Sessant’anni fa usciva nelle sale italiane Gli uccelli, forse il primo film che racchiudeva dentro sé stesso il concetto di blockbuster, un enorme colossal atteso, bramato e aspettato dal mondo intero, ideato e costruito da un Alfred Hitchcock che tre anni prima, nel 1960, aveva stregato il mondo con Psyco e si era imposto come uno dei registi più importanti e influenti della storia del cinema.

Naturalmente, come ogni progetto che viene incasellato dopo uno dei maggiori successi della cinematografia mondiale, Gli uccelli viene ingabbiato e cannibalizzato dalle aspettative dei critici e le pretese del pubblico di ritrovare stilemi e concetti già conosciuti e già apprezzati. 

Il film, tratto dall’omonimo racconto di Daphne du Maurier pubblicato nel 1953, viene accolto tiepidamente, considerato come una semplice storia d’amore ostacolata da stormi di volatili violenti e rabbiosi, ma dentro il suo meccanismo contiene un universo conoscitivo che viene esplorato in una maniera cinematografica molto complessa e stratificata e solo a posteriori è stato valutato e considerato come uno dei più progetti importanti e significativi dell’immensa filmografia del regista britannico.

Gli uccelli è uno stratificato viaggio tra i generi

Gli uccelli

Una delle trovate più geniali di Gli uccelli è il viaggio eterogeneo che compie all’interno dei generi. Inizia come una commedia romantica sofisticata, vestita con movimenti narrativi che muovono l’affascinante Melania Davies (Tippi Hedren) da San Francisco alla cittadina marittima Bodega Bay per consegnare una coppia di pappagalli inseparabili al misterioso avvocato Mitch Brenner (Rod Taylor). 

Poi però il film si sposta verso un territorio thriller tinteggiato con sfumature mistery in un luogo dove gli uccelli prima colpiscono e feriscono, poi uccidono e mettono in ginocchio un’intera comunità che cerca di capire e di spiegarsi cosa stia realmente accadendo. Il lungometraggio si conclude trasformandosi in un vero e proprio film apocalittico, ai limiti della distopia, dove il mondo e le sue concezioni sociali vengono ribaltate in nome di un universo dominato dalla natura. 

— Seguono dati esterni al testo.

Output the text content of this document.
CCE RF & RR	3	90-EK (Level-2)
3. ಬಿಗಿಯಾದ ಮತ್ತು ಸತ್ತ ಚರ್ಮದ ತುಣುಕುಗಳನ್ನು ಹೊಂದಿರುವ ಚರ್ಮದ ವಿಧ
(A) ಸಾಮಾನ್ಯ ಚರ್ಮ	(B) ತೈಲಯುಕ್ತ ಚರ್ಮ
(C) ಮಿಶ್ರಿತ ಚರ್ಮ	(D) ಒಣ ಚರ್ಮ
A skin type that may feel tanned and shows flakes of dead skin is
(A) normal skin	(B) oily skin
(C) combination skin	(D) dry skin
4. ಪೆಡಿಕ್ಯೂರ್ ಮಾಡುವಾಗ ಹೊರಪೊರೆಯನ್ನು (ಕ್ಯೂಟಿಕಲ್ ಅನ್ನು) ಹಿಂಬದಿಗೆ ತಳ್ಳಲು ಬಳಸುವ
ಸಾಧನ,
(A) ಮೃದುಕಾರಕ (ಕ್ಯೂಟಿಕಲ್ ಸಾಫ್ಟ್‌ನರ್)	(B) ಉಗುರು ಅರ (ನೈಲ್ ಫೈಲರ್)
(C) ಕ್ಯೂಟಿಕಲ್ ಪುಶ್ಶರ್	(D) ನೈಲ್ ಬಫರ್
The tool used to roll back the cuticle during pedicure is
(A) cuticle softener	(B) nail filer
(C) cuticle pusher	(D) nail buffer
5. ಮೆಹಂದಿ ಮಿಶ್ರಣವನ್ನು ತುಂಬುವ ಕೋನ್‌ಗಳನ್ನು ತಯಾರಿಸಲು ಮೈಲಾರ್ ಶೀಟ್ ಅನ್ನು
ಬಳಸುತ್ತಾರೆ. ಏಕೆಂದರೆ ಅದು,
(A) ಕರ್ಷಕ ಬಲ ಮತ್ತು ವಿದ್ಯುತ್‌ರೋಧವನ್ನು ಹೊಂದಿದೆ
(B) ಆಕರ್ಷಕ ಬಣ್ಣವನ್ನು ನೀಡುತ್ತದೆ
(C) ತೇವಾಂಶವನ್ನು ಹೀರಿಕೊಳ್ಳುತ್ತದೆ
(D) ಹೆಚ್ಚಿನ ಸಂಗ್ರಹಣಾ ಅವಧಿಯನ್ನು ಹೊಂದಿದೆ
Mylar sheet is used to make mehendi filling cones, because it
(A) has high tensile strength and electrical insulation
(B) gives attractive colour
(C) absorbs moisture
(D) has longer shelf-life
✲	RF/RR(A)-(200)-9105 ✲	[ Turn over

Un saggio sociologico sull’essere umano

Gli uccelli

Hitchcock è diabolico e ingloba l’intero senso del film nei titoli di testa: degli uccelli che beccano e distruggono i nomi dei tecnici e degli attori. Non serve altro, solo mostrarlo e dilatarlo attraverso un arco, una storia capace di approfondire quel gesto di disfacimento e Hitchcock decide di metterla in scena come un quadro, senza musica tranne per qualche piccolo accenno e inondato dal suono roboante delle ali che sbattono e il canto arrabbiato dei volatili, come un sofisticato e stratificato saggio sociologico sull’essere umano, sul quale sia il suo vero posto all’interno del mondo. 

Gli uccelli analizza l’uomo attraverso un oggetto narrativo tra realtà e finzione, un pretesto che si muove tra i confini della logica, dell’irrazionalità, della pazzia e della coincidenza per far emergere il complesso ventaglio che la psiche umana può raggiungere. 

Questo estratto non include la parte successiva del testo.